A contrived mini multi-pitch route. Most will start it from the main base ledge of the upper tier which is a shared start with the route, Mugwump, and described as pitch 1 below.

P0: 5.9, 5b, 40'
Start at the toe of the cliff just right of overhung rock and below the main climbing of Mugwump/Mugshot. Climb up and left to get around a scoop, then back right and up over a bulge to the anchors on the edge of the big ledge/base area of the left-end of the upper tier.

P1: 5.10b/c, SR+3b, 75'
Shared start with Mugwump next to the big boulder, but head left to a third bolt at the overhang and continue up and over at a left-angling crack.
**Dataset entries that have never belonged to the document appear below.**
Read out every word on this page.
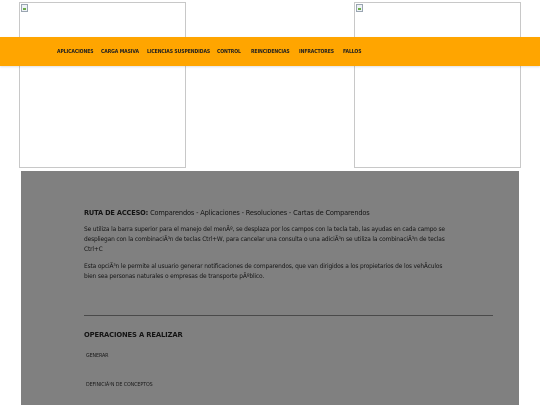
APLICACIONES	CARGA MASIVA LICENCIAS SUSPENDIDAS CONTROL	REINCIDENCIAS	INFRACTORES	FALLOS

RUTA DE ACCESO: Comparendos - Aplicaciones - Resoluciones - Cartas de Comparendos

Se utiliza la barra superior para el manejo del menÃº, se desplaza por los campos con la tecla tab, las ayudas en cada campo se despliegan con la combinaciÃ³n de teclas Ctrl+W, para cancelar una consulta o una adiciÃ³n se utiliza la combinaciÃ³n de teclas Ctrl+C

Esta opciÃ³n le permite al usuario generar notificaciones de comparendos, que van dirigidos a los propietarios de los vehÃculos bien sea personas naturales o empresas de transporte pÃºblico.

OPERACIONES A REALIZAR
GENERAR
DEFINICIÃ³N DE CONCEPTOS
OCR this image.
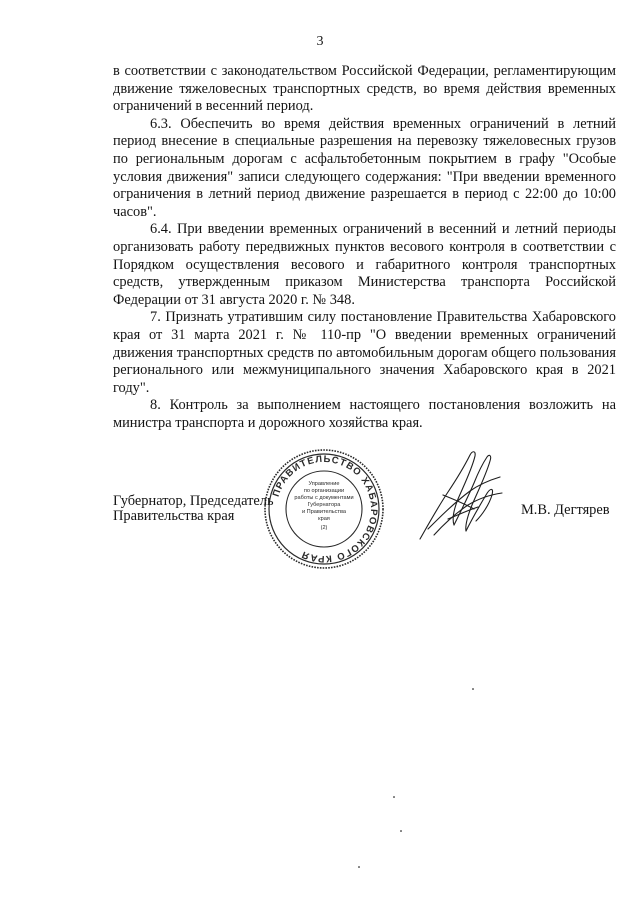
3

в соответствии с законодательством Российской Федерации, регламентирующим движение тяжеловесных транспортных средств, во время действия временных ограничений в весенний период.

6.3. Обеспечить во время действия временных ограничений в летний период внесение в специальные разрешения на перевозку тяжеловесных грузов по региональным дорогам с асфальтобетонным покрытием в графу "Особые условия движения" записи следующего содержания: "При введении временного ограничения в летний период движение разрешается в период с 22:00 до 10:00 часов".

6.4. При введении временных ограничений в весенний и летний периоды организовать работу передвижных пунктов весового контроля в соответствии с Порядком осуществления весового и габаритного контроля транспортных средств, утвержденным приказом Министерства транспорта Российской Федерации от 31 августа 2020 г. № 348.

7. Признать утратившим силу постановление Правительства Хабаровского края от 31 марта 2021 г. № 110-пр "О введении временных ограничений движения транспортных средств по автомобильным дорогам общего пользования регионального или межмуниципального значения Хабаровского края в 2021 году".

8. Контроль за выполнением настоящего постановления возложить на министра транспорта и дорожного хозяйства края.

ПРАВИТЕЛЬСТВО ХАБАРОВСКОГО КРАЯ
Управление
по организации
работы с документами
Губернатора
и Правительства
края
(2)
Губернатор, Председатель
Правительства края	М.В. Дегтярев
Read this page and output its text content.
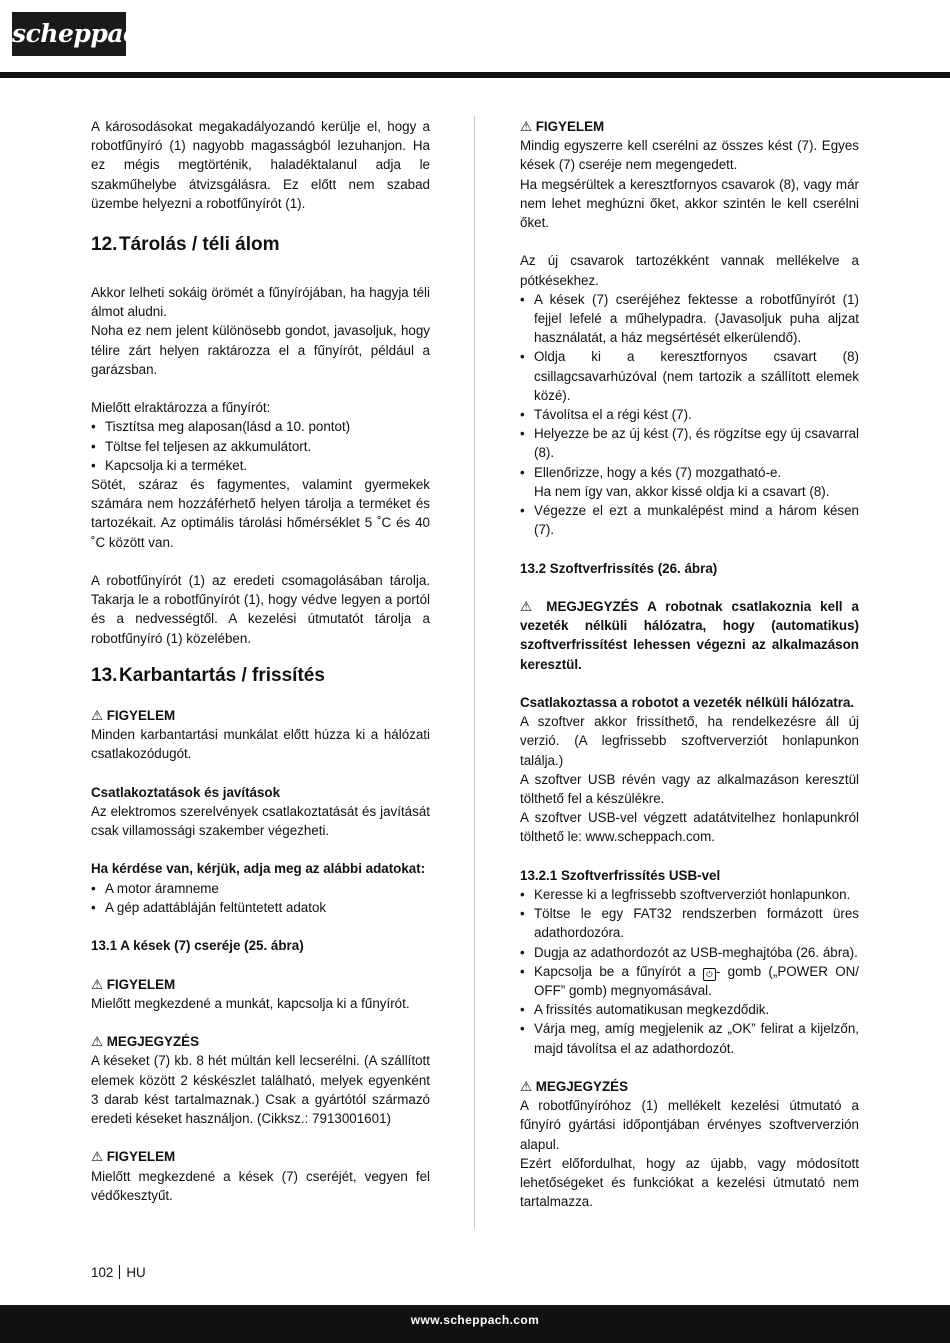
scheppach

A károsodásokat megakadályozandó kerülje el, hogy a robotfűnyíró (1) nagyobb magasságból lezuhanjon. Ha ez mégis megtörténik, haladéktalanul adja le szakműhelybe átvizsgálásra. Ez előtt nem szabad üzembe helyezni a robotfűnyírót (1).

12.Tárolás / téli álom

Akkor lelheti sokáig örömét a fűnyírójában, ha hagyja téli álmot aludni.

Noha ez nem jelent különösebb gondot, javasoljuk, hogy télire zárt helyen raktározza el a fűnyírót, például a garázsban.

Mielőtt elraktározza a fűnyírót:

• Tisztítsa meg alaposan(lásd a 10. pontot)
• Töltse fel teljesen az akkumulátort.
• Kapcsolja ki a terméket.

Sötét, száraz és fagymentes, valamint gyermekek számára nem hozzáférhető helyen tárolja a terméket és tartozékait. Az optimális tárolási hőmérséklet 5 ˚C és 40 ˚C között van.

A robotfűnyírót (1) az eredeti csomagolásában tárolja. Takarja le a robotfűnyírót (1), hogy védve legyen a portól és a nedvességtől. A kezelési útmutatót tárolja a robotfűnyíró (1) közelében.

13.Karbantartás / frissítés

⚠ FIGYELEM

Minden karbantartási munkálat előtt húzza ki a hálózati csatlakozódugót.

Csatlakoztatások és javítások

Az elektromos szerelvények csatlakoztatását és javítását csak villamossági szakember végezheti.

Ha kérdése van, kérjük, adja meg az alábbi adatokat:

• A motor áramneme
• A gép adattábláján feltüntetett adatok

13.1 A kések (7) cseréje (25. ábra)

⚠ FIGYELEM

Mielőtt megkezdené a munkát, kapcsolja ki a fűnyírót.

⚠ MEGJEGYZÉS

A késeket (7) kb. 8 hét múltán kell lecserélni. (A szállított elemek között 2 késkészlet található, melyek egyenként 3 darab kést tartalmaznak.) Csak a gyártótól származó eredeti késeket használjon. (Cikksz.: 7913001601)

⚠ FIGYELEM

Mielőtt megkezdené a kések (7) cseréjét, vegyen fel védőkesztyűt.

⚠ FIGYELEM

Mindig egyszerre kell cserélni az összes kést (7). Egyes kések (7) cseréje nem megengedett.

Ha megsérültek a keresztfornyos csavarok (8), vagy már nem lehet meghúzni őket, akkor szintén le kell cserélni őket.

Az új csavarok tartozékként vannak mellékelve a pótkésekhez.

• A kések (7) cseréjéhez fektesse a robotfűnyírót (1) fejjel lefelé a műhelypadra. (Javasoljuk puha aljzat használatát, a ház megsértését elkerülendő).
• Oldja ki a keresztfornyos csavart (8) csillagcsavarhúzóval (nem tartozik a szállított elemek közé).
• Távolítsa el a régi kést (7).
• Helyezze be az új kést (7), és rögzítse egy új csavarral (8).
• Ellenőrizze, hogy a kés (7) mozgatható-e.
Ha nem így van, akkor kissé oldja ki a csavart (8).
• Végezze el ezt a munkalépést mind a három késen (7).

13.2 Szoftverfrissítés (26. ábra)

⚠ MEGJEGYZÉS A robotnak csatlakoznia kell a vezeték nélküli hálózatra, hogy (automatikus) szoftverfrissítést lehessen végezni az alkalmazáson keresztül.

Csatlakoztassa a robotot a vezeték nélküli hálózatra.

A szoftver akkor frissíthető, ha rendelkezésre áll új verzió. (A legfrissebb szoftververziót honlapunkon találja.)

A szoftver USB révén vagy az alkalmazáson keresztül tölthető fel a készülékre.

A szoftver USB-vel végzett adatátvitelhez honlapunkról tölthető le: www.scheppach.com.

13.2.1 Szoftverfrissítés USB-vel

• Keresse ki a legfrissebb szoftververziót honlapunkon.
• Töltse le egy FAT32 rendszerben formázott üres adathordozóra.
• Dugja az adathordozót az USB-meghajtóba (26. ábra).
• Kapcsolja be a fűnyírót a ⏻ - gomb („POWER ON/ OFF” gomb) megnyomásával.
• A frissítés automatikusan megkezdődik.
• Várja meg, amíg megjelenik az „OK” felirat a kijelzőn, majd távolítsa el az adathordozót.

⚠ MEGJEGYZÉS

A robotfűnyíróhoz (1) mellékelt kezelési útmutató a fűnyíró gyártási időpontjában érvényes szoftververzión alapul.

Ezért előfordulhat, hogy az újabb, vagy módosított lehetőségeket és funkciókat a kezelési útmutató nem tartalmazza.

102 HU
www.scheppach.com
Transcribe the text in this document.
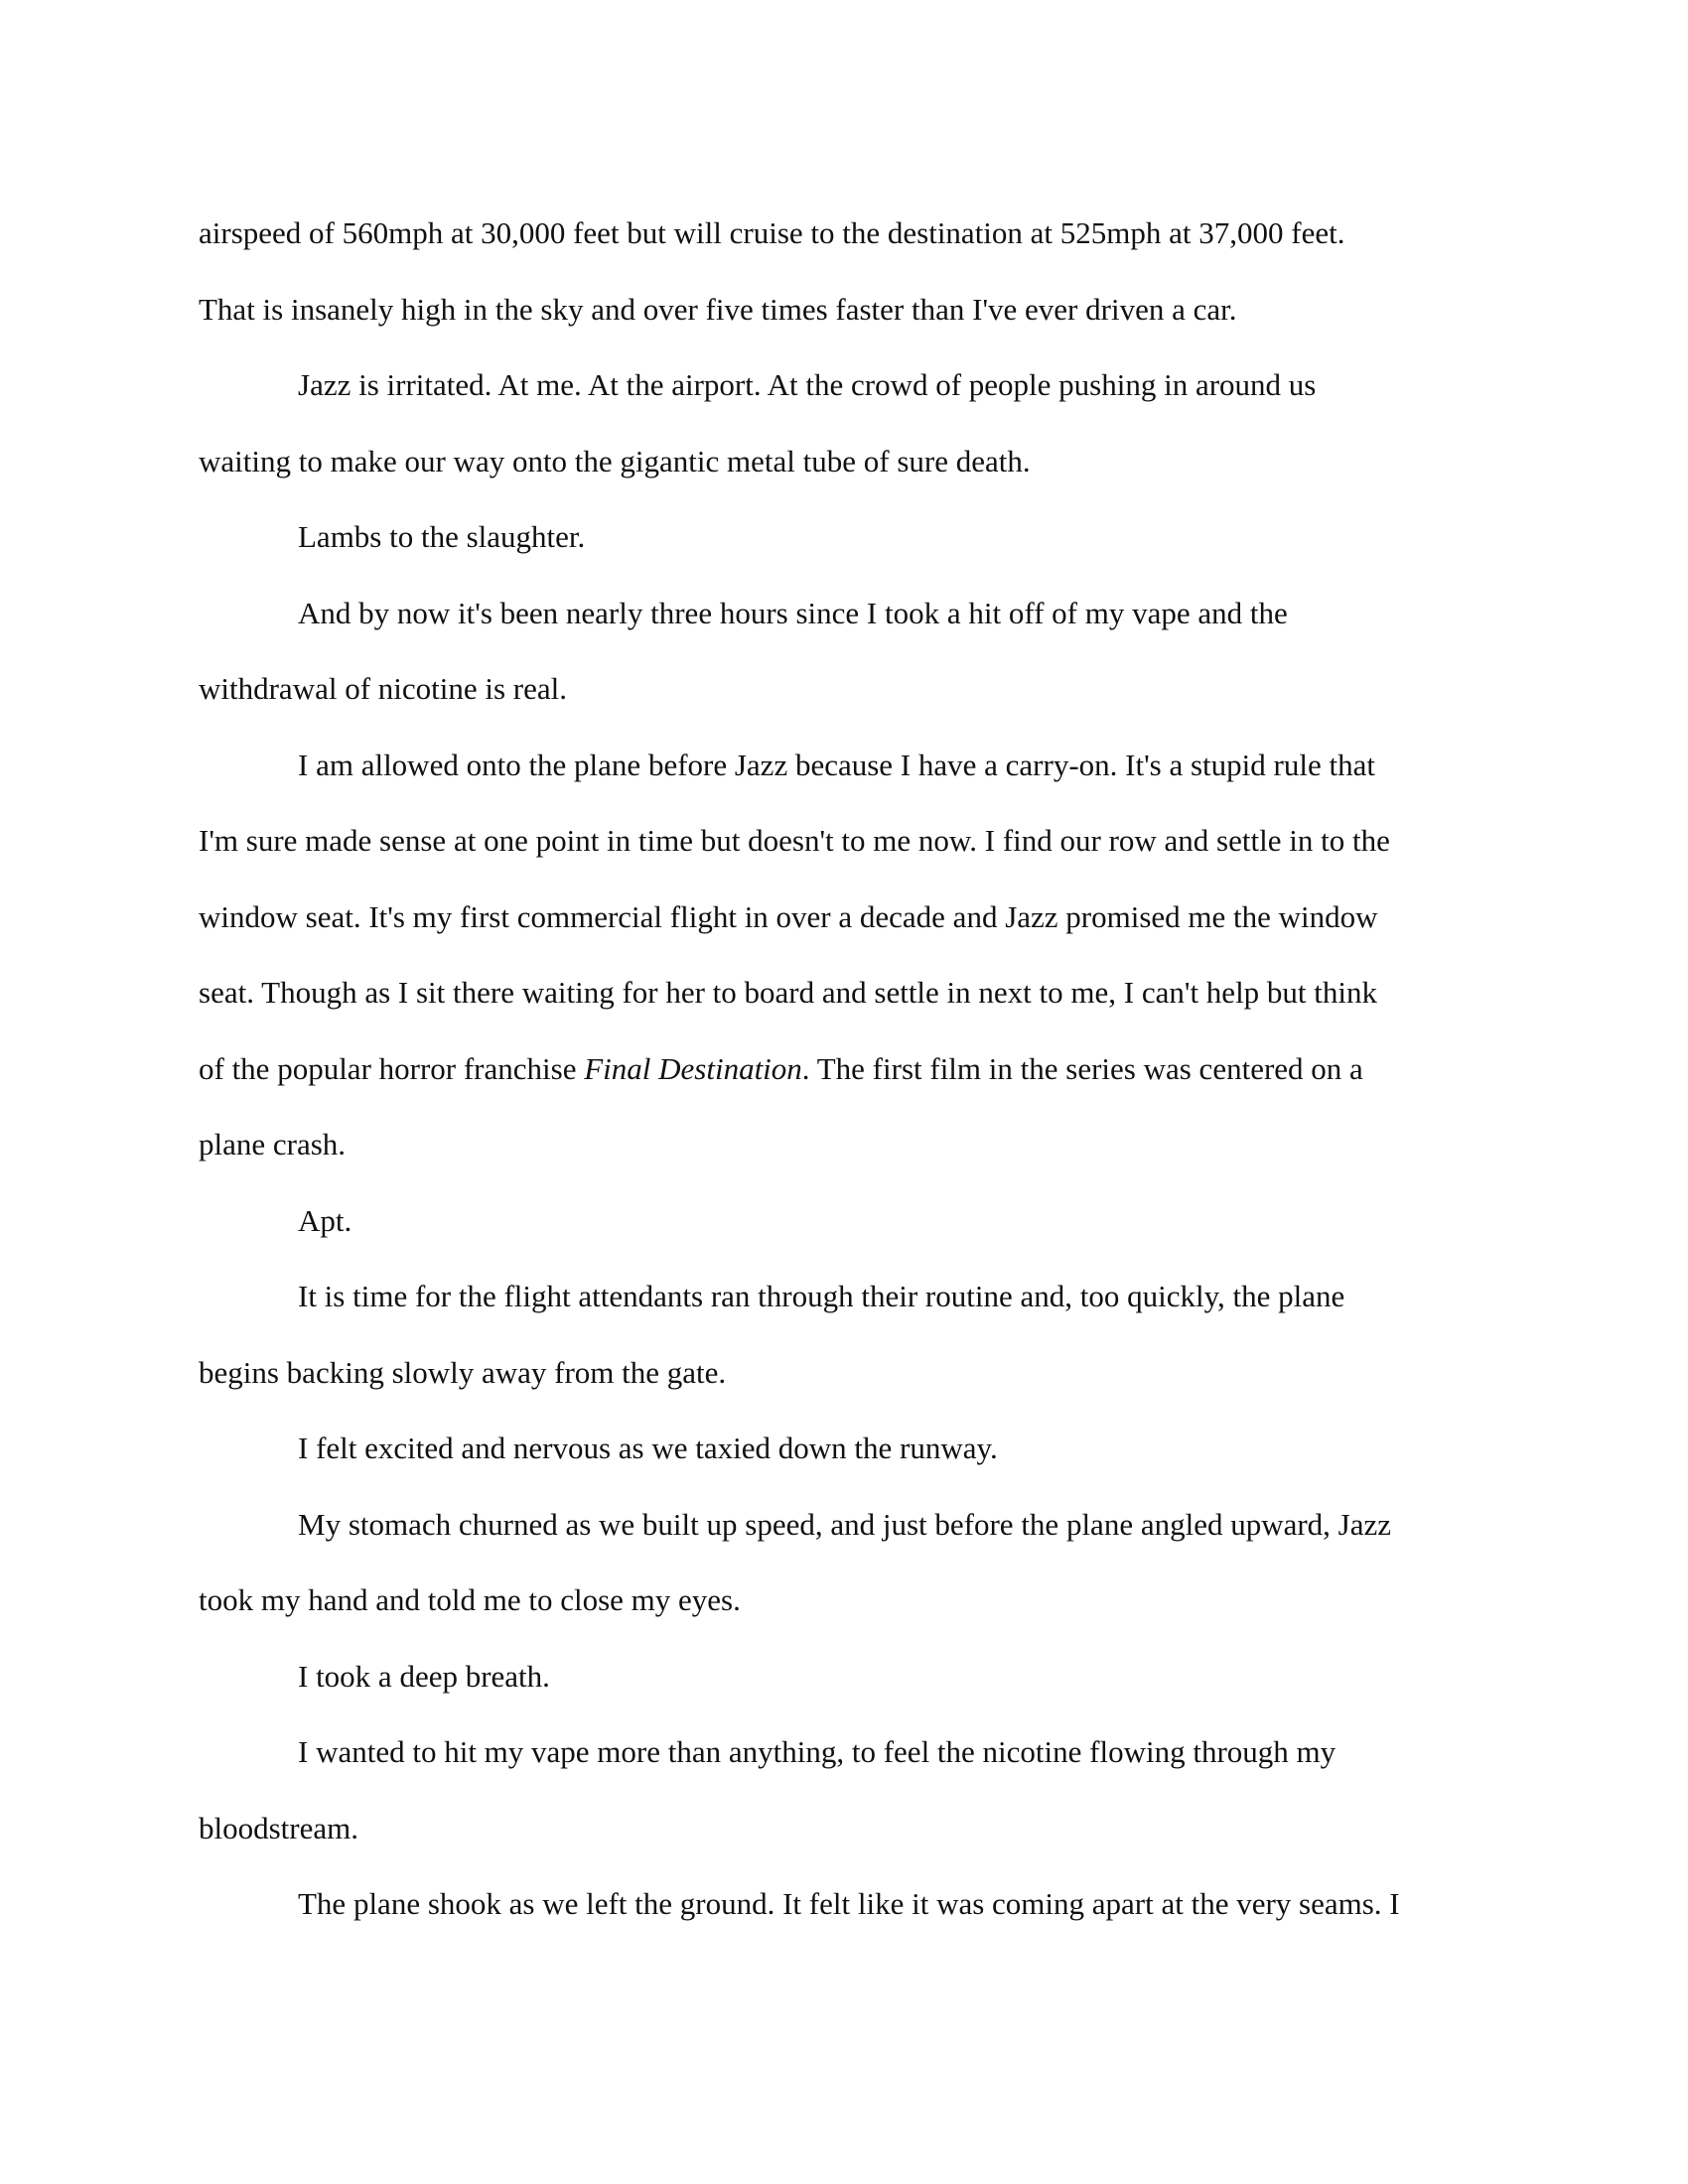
airspeed of 560mph at 30,000 feet but will cruise to the destination at 525mph at 37,000 feet.
That is insanely high in the sky and over five times faster than I've ever driven a car.
Jazz is irritated. At me. At the airport. At the crowd of people pushing in around us
waiting to make our way onto the gigantic metal tube of sure death.
Lambs to the slaughter.
And by now it's been nearly three hours since I took a hit off of my vape and the
withdrawal of nicotine is real.
I am allowed onto the plane before Jazz because I have a carry-on. It's a stupid rule that
I'm sure made sense at one point in time but doesn't to me now. I find our row and settle in to the
window seat. It's my first commercial flight in over a decade and Jazz promised me the window
seat. Though as I sit there waiting for her to board and settle in next to me, I can't help but think
of the popular horror franchise Final Destination. The first film in the series was centered on a
plane crash.
Apt.
It is time for the flight attendants ran through their routine and, too quickly, the plane
begins backing slowly away from the gate.
I felt excited and nervous as we taxied down the runway.
My stomach churned as we built up speed, and just before the plane angled upward, Jazz
took my hand and told me to close my eyes.
I took a deep breath.
I wanted to hit my vape more than anything, to feel the nicotine flowing through my
bloodstream.
The plane shook as we left the ground. It felt like it was coming apart at the very seams. I
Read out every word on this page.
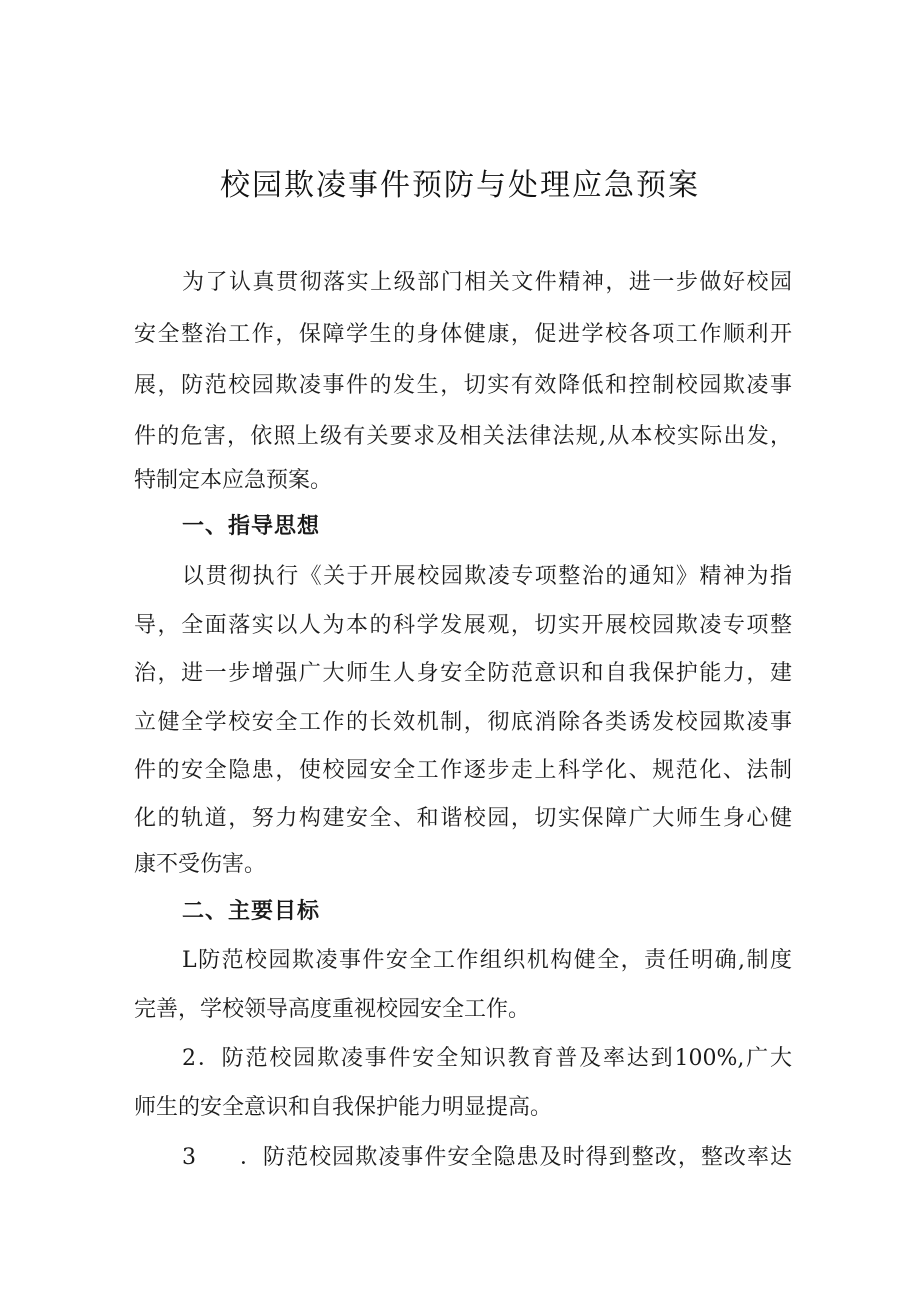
校园欺凌事件预防与处理应急预案
为了认真贯彻落实上级部门相关文件精神，进一步做好校园
安全整治工作，保障学生的身体健康，促进学校各项工作顺利开
展，防范校园欺凌事件的发生，切实有效降低和控制校园欺凌事
件的危害，依照上级有关要求及相关法律法规,从本校实际出发，
特制定本应急预案。
一、指导思想
以贯彻执行《关于开展校园欺凌专项整治的通知》精神为指
导，全面落实以人为本的科学发展观，切实开展校园欺凌专项整
治，进一步增强广大师生人身安全防范意识和自我保护能力，建
立健全学校安全工作的长效机制，彻底消除各类诱发校园欺凌事
件的安全隐患，使校园安全工作逐步走上科学化、规范化、法制
化的轨道，努力构建安全、和谐校园，切实保障广大师生身心健
康不受伤害。
二、主要目标
L防范校园欺凌事件安全工作组织机构健全，责任明确,制度
完善，学校领导高度重视校园安全工作。
2．防范校园欺凌事件安全知识教育普及率达到100%,广大
师生的安全意识和自我保护能力明显提高。
3	．防范校园欺凌事件安全隐患及时得到整改，整改率达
The climbing difficulty and angle eases significantly for a romp up to the anchors on a ledge below a buttress with a crack that turns into a dihedral. 

P2: 5.10a, SR+2b, 65'
Climb up past two bolts to the steep buttress and up the crack/dihedral corner. Continue up easy climbing to a big ledge on top with ample gear anchor opportunities, no bolted belay anchor. 

You can easily scramble up and over the top and walk down to Red Springs or back around to the base area. Alternatively, you can scramble down the narrow gully to the right of the top-out ledge and find the anchors for Mugwump and rappel.

Location Suggest change

Left-end of Moderate Mecca. On the main upper tier ledge you're already above the "zeroth" pitch. If you hike in from below you can do the short "zeroth" pitch up to the upper tier base ledge.